Clarissa se levantó.

—¿No tenías los bollos que sueles comer en el autobús?

—Sí, pero eso fue hace media hora —replicó Pippa, mirándola con expresión tan suplicante que resultaba casi cómica—. ¿No puedo tomar un bizcocho o algo hasta la hora de la cena?

Clarissa se la llevó riendo de la mano.

—A ver qué encontramos.

—¿Queda algo de aquel bizcocho, el de cerezas?

—No. Te lo terminaste ayer.

Jeremy movió la cabeza sonriendo. En cuanto dejó de oír sus voces se precipitó al escritorio y abrió un par de cajones.

—¡Hola! —Se oyó de pronto una voz femenina en el jardín.

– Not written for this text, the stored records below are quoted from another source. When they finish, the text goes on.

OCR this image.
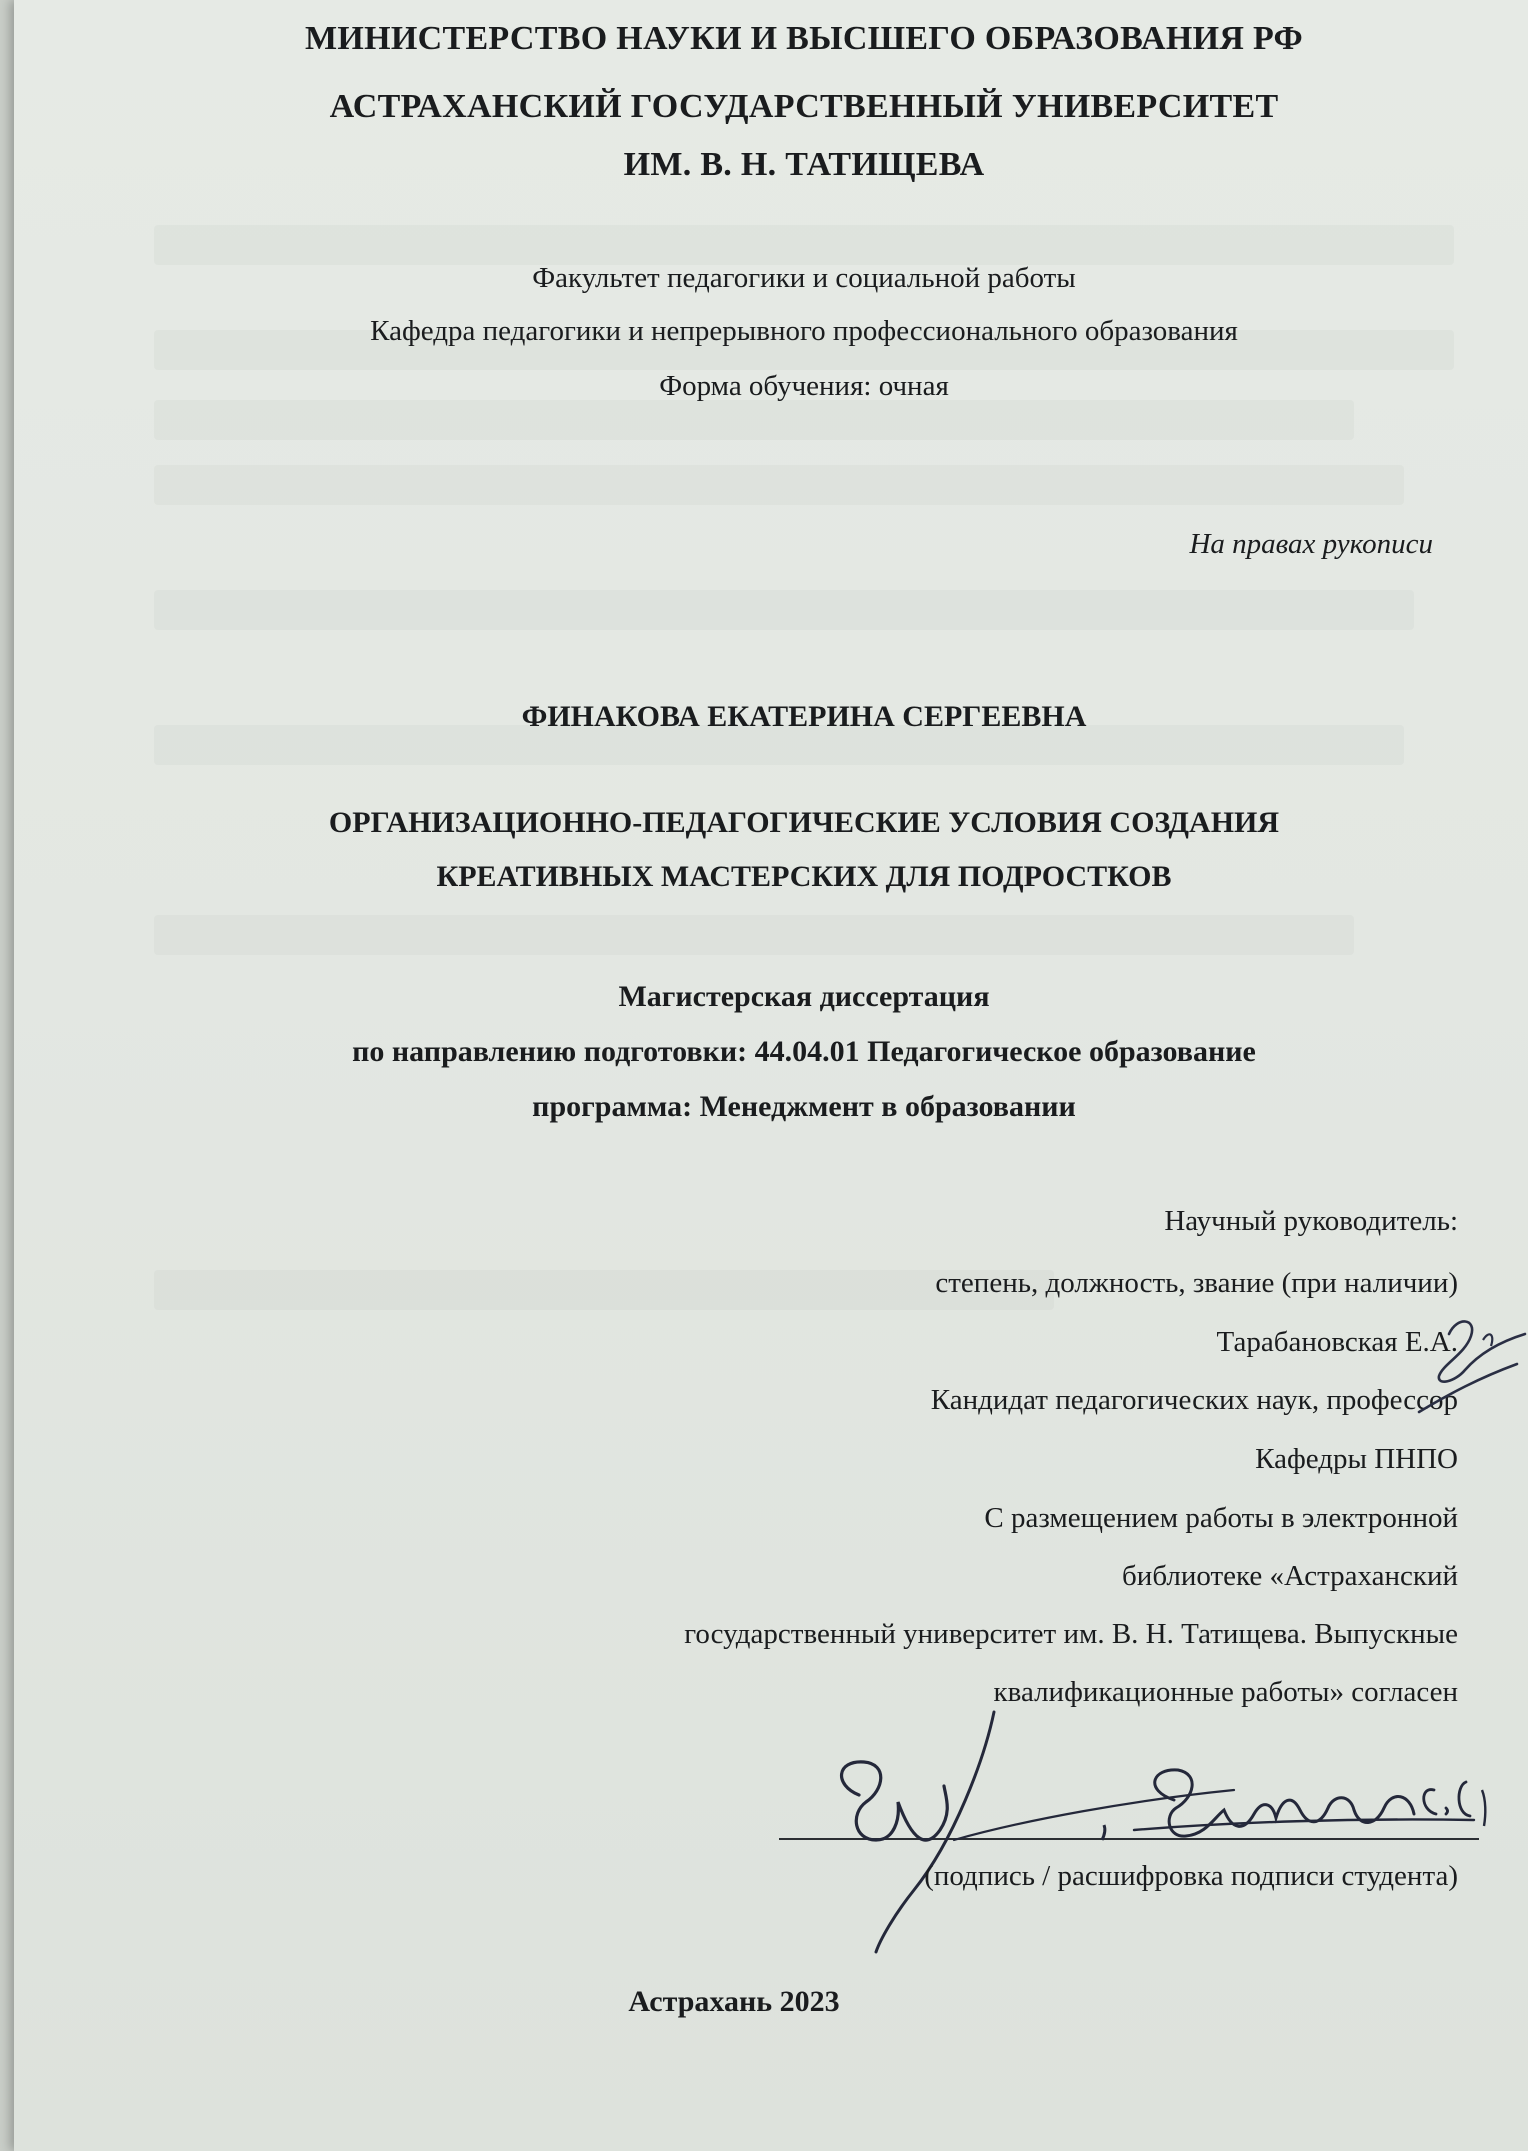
МИНИСТЕРСТВО НАУКИ И ВЫСШЕГО ОБРАЗОВАНИЯ РФ
АСТРАХАНСКИЙ ГОСУДАРСТВЕННЫЙ УНИВЕРСИТЕТ
ИМ. В. Н. ТАТИЩЕВА
Факультет педагогики и социальной работы
Кафедра педагогики и непрерывного профессионального образования
Форма обучения: очная
На правах рукописи
ФИНАКОВА ЕКАТЕРИНА СЕРГЕЕВНА
ОРГАНИЗАЦИОННО-ПЕДАГОГИЧЕСКИЕ УСЛОВИЯ СОЗДАНИЯ
КРЕАТИВНЫХ МАСТЕРСКИХ ДЛЯ ПОДРОСТКОВ
Магистерская диссертация
по направлению подготовки: 44.04.01 Педагогическое образование
программа: Менеджмент в образовании
Научный руководитель:
степень, должность, звание (при наличии)
Тарабановская Е.А.
Кандидат педагогических наук, профессор
Кафедры ПНПО
С размещением работы в электронной
библиотеке «Астраханский
государственный университет им. В. Н. Татищева. Выпускные
квалификационные работы» согласен
(подпись / расшифровка подписи студента)
Астрахань 2023
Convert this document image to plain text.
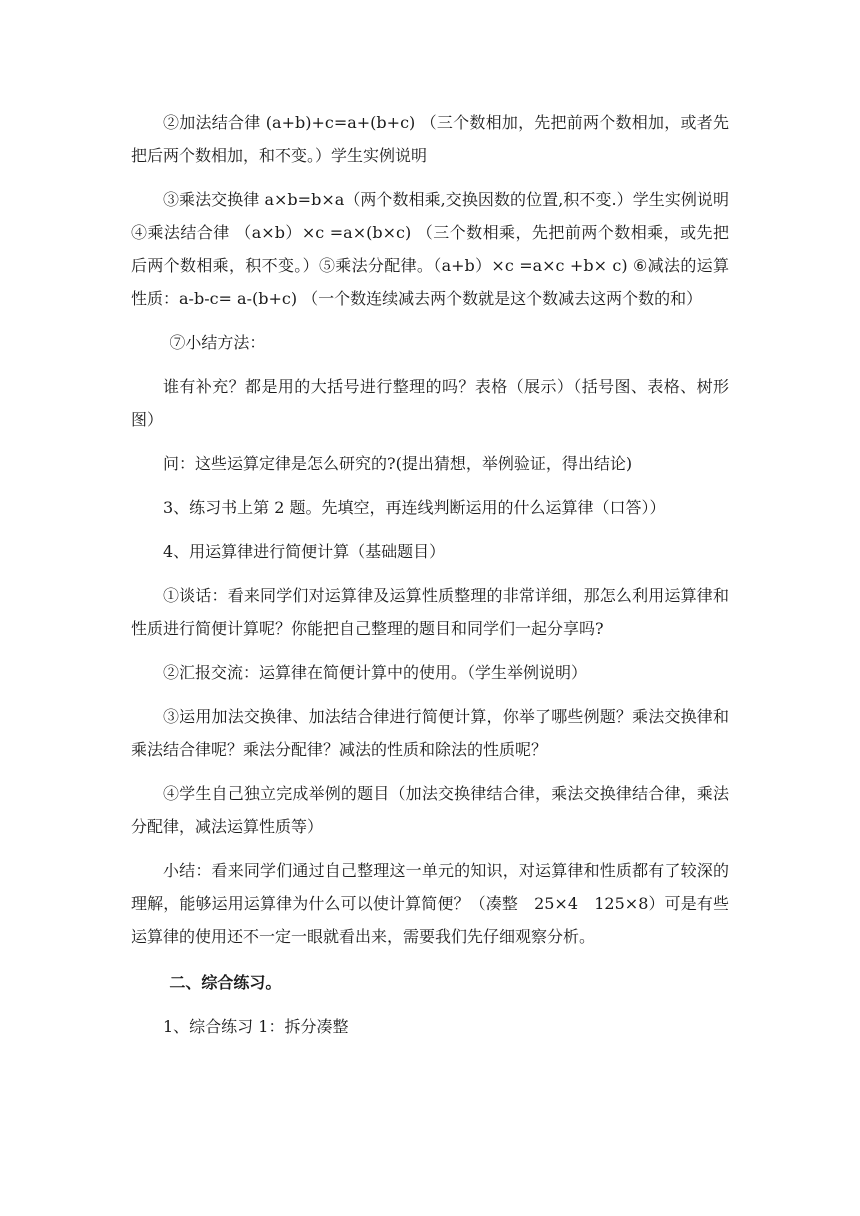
②加法结合律 (a+b)+c=a+(b+c) （三个数相加，先把前两个数相加，或者先把后两个数相加，和不变。）学生实例说明

③乘法交换律 a×b=b×a（两个数相乘,交换因数的位置,积不变.）学生实例说明 ④乘法结合律 （a×b）×c =a×(b×c) （三个数相乘，先把前两个数相乘，或先把后两个数相乘，积不变。）⑤乘法分配律。（a+b）×c =a×c +b× c) ⑥减法的运算性质：a-b-c= a-(b+c) （一个数连续减去两个数就是这个数减去这两个数的和）

⑦小结方法：

谁有补充？都是用的大括号进行整理的吗？表格（展示）（括号图、表格、树形图）

问：这些运算定律是怎么研究的?(提出猜想，举例验证，得出结论)

3、练习书上第 2 题。先填空，再连线判断运用的什么运算律（口答））

4、用运算律进行简便计算（基础题目）

①谈话：看来同学们对运算律及运算性质整理的非常详细，那怎么利用运算律和性质进行简便计算呢？你能把自己整理的题目和同学们一起分享吗?

②汇报交流：运算律在简便计算中的使用。（学生举例说明）

③运用加法交换律、加法结合律进行简便计算，你举了哪些例题？乘法交换律和乘法结合律呢？乘法分配律？减法的性质和除法的性质呢？

④学生自己独立完成举例的题目（加法交换律结合律，乘法交换律结合律，乘法分配律，减法运算性质等）

小结：看来同学们通过自己整理这一单元的知识，对运算律和性质都有了较深的理解，能够运用运算律为什么可以使计算简便？（凑整　25×4　125×8）可是有些运算律的使用还不一定一眼就看出来，需要我们先仔细观察分析。

二、综合练习。

1、综合练习 1：拆分凑整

Jeremy dio un respingo y cerró los cajones. Una mujer abría en ese momento las cristaleras desde el jardín. Era corpulenta y de aspecto jovial. Debía de tener unos cuarenta años, y vestía pantalones de tweed y botas de agua. Al ver a Jeremy se detuvo.

—¿Está la señora Hailsham-Brown? —preguntó con brusquedad.

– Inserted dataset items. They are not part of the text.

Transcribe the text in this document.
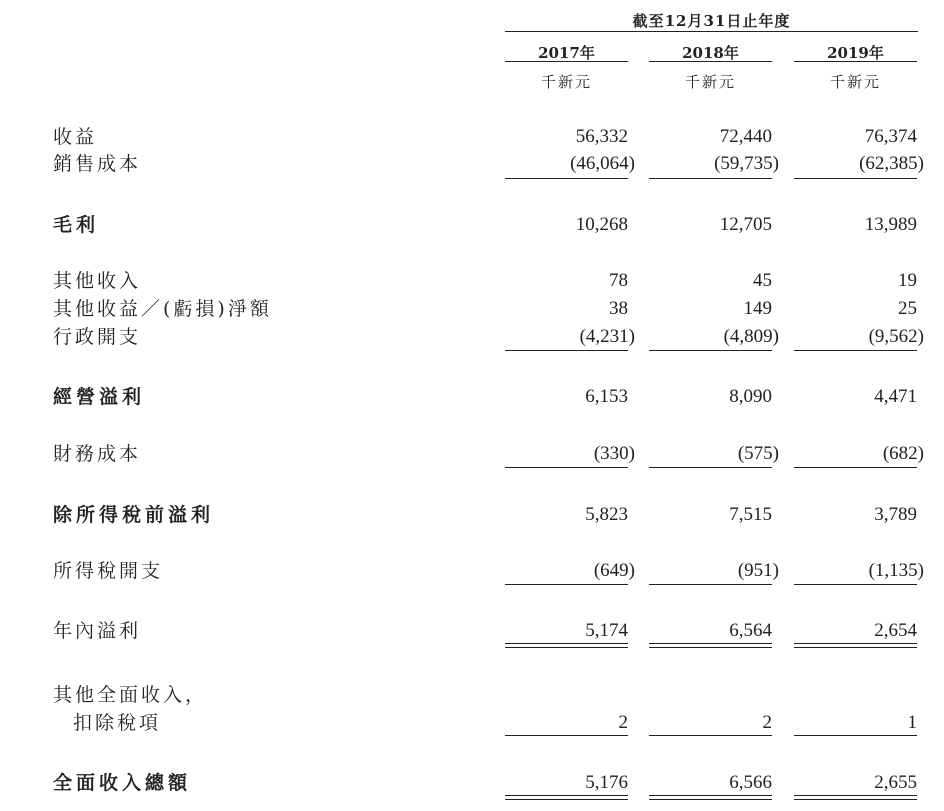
截至12月31日止年度
2017年	2018年	2019年
千新元	千新元	千新元
收益	56,332	72,440	76,374
銷售成本	(46,064)	(59,735)	(62,385)
毛利	10,268	12,705	13,989
其他收入	78	45	19
其他收益／(虧損)淨額	38	149	25
行政開支	(4,231)	(4,809)	(9,562)
經營溢利	6,153	8,090	4,471
財務成本	(330)	(575)	(682)
除所得稅前溢利	5,823	7,515	3,789
所得稅開支	(649)	(951)	(1,135)
年內溢利	5,174	6,564	2,654
其他全面收入，
扣除稅項	2	2	1
全面收入總額	5,176	6,566	2,655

Jeremy se dirigió hacia el sofá.

—Sí, señorita Peake. Acaba de irse a la cocina a darle de comer a Pippa. Ya conoce el insaciable apetito de Pippa.

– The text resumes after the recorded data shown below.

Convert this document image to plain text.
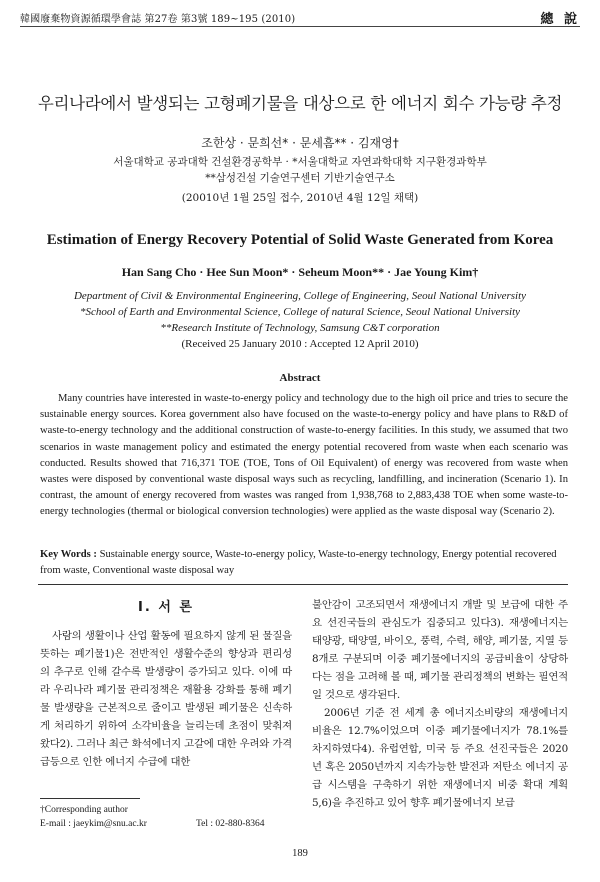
韓國廢棄物資源循環學會誌 第27卷 第3號 189~195 (2010)	總 說
우리나라에서 발생되는 고형폐기물을 대상으로 한 에너지 회수 가능량 추정
조한상 · 문희선* · 문세흠** · 김재영†
서울대학교 공과대학 건설환경공학부 · *서울대학교 자연과학대학 지구환경과학부
**삼성건설 기술연구센터 기반기술연구소
(20010년 1월 25일 접수, 2010년 4월 12일 채택)
Estimation of Energy Recovery Potential of Solid Waste Generated from Korea
Han Sang Cho · Hee Sun Moon* · Seheum Moon** · Jae Young Kim†
Department of Civil & Environmental Engineering, College of Engineering, Seoul National University
*School of Earth and Environmental Science, College of natural Science, Seoul National University
**Research Institute of Technology, Samsung C&T corporation
(Received 25 January 2010 : Accepted 12 April 2010)
Abstract

Many countries have interested in waste-to-energy policy and technology due to the high oil price and tries to secure the sustainable energy sources. Korea government also have focused on the waste-to-energy policy and have plans to R&D of waste-to-energy technology and the additional construction of waste-to-energy facilities. In this study, we assumed that two scenarios in waste management policy and estimated the energy potential recovered from waste when each scenario was conducted. Results showed that 716,371 TOE (TOE, Tons of Oil Equivalent) of energy was recovered from waste when wastes were disposed by conventional waste disposal ways such as recycling, landfilling, and incineration (Scenario 1). In contrast, the amount of energy recovered from wastes was ranged from 1,938,768 to 2,883,438 TOE when some waste-to-energy technologies (thermal or biological conversion technologies) were applied as the waste disposal way (Scenario 2).

Key Words : Sustainable energy source, Waste-to-energy policy, Waste-to-energy technology, Energy potential recovered from waste, Conventional waste disposal way

I. 서 론

사람의 생활이나 산업 활동에 필요하지 않게 된 물질을 뜻하는 폐기물1)은 전반적인 생활수준의 향상과 편리성의 추구로 인해 갈수록 발생량이 증가되고 있다. 이에 따라 우리나라 폐기물 관리정책은 재활용 강화를 통해 폐기물 발생량을 근본적으로 줄이고 발생된 폐기물은 신속하게 처리하기 위하여 소각비율을 늘리는데 초점이 맞춰져 왔다2). 그러나 최근 화석에너지 고갈에 대한 우려와 가격급등으로 인한 에너지 수급에 대한

불안감이 고조되면서 재생에너지 개발 및 보급에 대한 주요 선진국들의 관심도가 집중되고 있다3). 재생에너지는 태양광, 태양열, 바이오, 풍력, 수력, 해양, 폐기물, 지열 등 8개로 구분되며 이중 폐기물에너지의 공급비율이 상당하다는 점을 고려해 볼 때, 폐기물 관리정책의 변화는 필연적일 것으로 생각된다.

2006년 기준 전 세계 총 에너지소비량의 재생에너지 비율은 12.7%이었으며 이중 폐기물에너지가 78.1%를 차지하였다4). 유럽연합, 미국 등 주요 선진국들은 2020년 혹은 2050년까지 지속가능한 발전과 저탄소 에너지 공급 시스템을 구축하기 위한 재생에너지 비중 확대 계획5,6)을 추진하고 있어 향후 폐기물에너지 보급

†Corresponding author
E-mail : jaeykim@snu.ac.kr	Tel : 02-880-8364
189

—Los niños no deberían comer a deshora —replicó ella con tono casi masculino.

—¿Entra usted, señorita Peake?

—No, no quiero entrar con las botas. Metería en la casa medio jardín —explicó ella con una carcajada—. Sólo venía a preguntarle qué verduras quiere para el almuerzo de mañana.

—Pues me temo que…

—No se preocupe —le interrumpió ella con su vozarrón—. Ya volveré más tarde. Ah, y tenga usted cuidado con ese escritorio, señor Warrender —añadió.

—Por supuesto.

—Es una antigüedad muy valiosa. No debería usted tirar de los cajones de esa manera.

—Lo siento mucho —contestó Jeremy, algo desconcertado—. Estaba buscando papel para tomar notas.

—En el casillero del centro —señaló la señorita Peake.

Jeremy sacó de él una hoja de papel.

—Muy bien —prosiguió la mujer—. Es curioso que no sepamos ver lo que tenemos delante de las narices —afirmó con una carcajada.

Jeremy también se echó a reír, pero se detuvo bruscamente en cuanto ella salió al jardín. Estaba a punto de acercarse de nuevo al escritorio cuando Pippa volvió mordisqueando un bollo.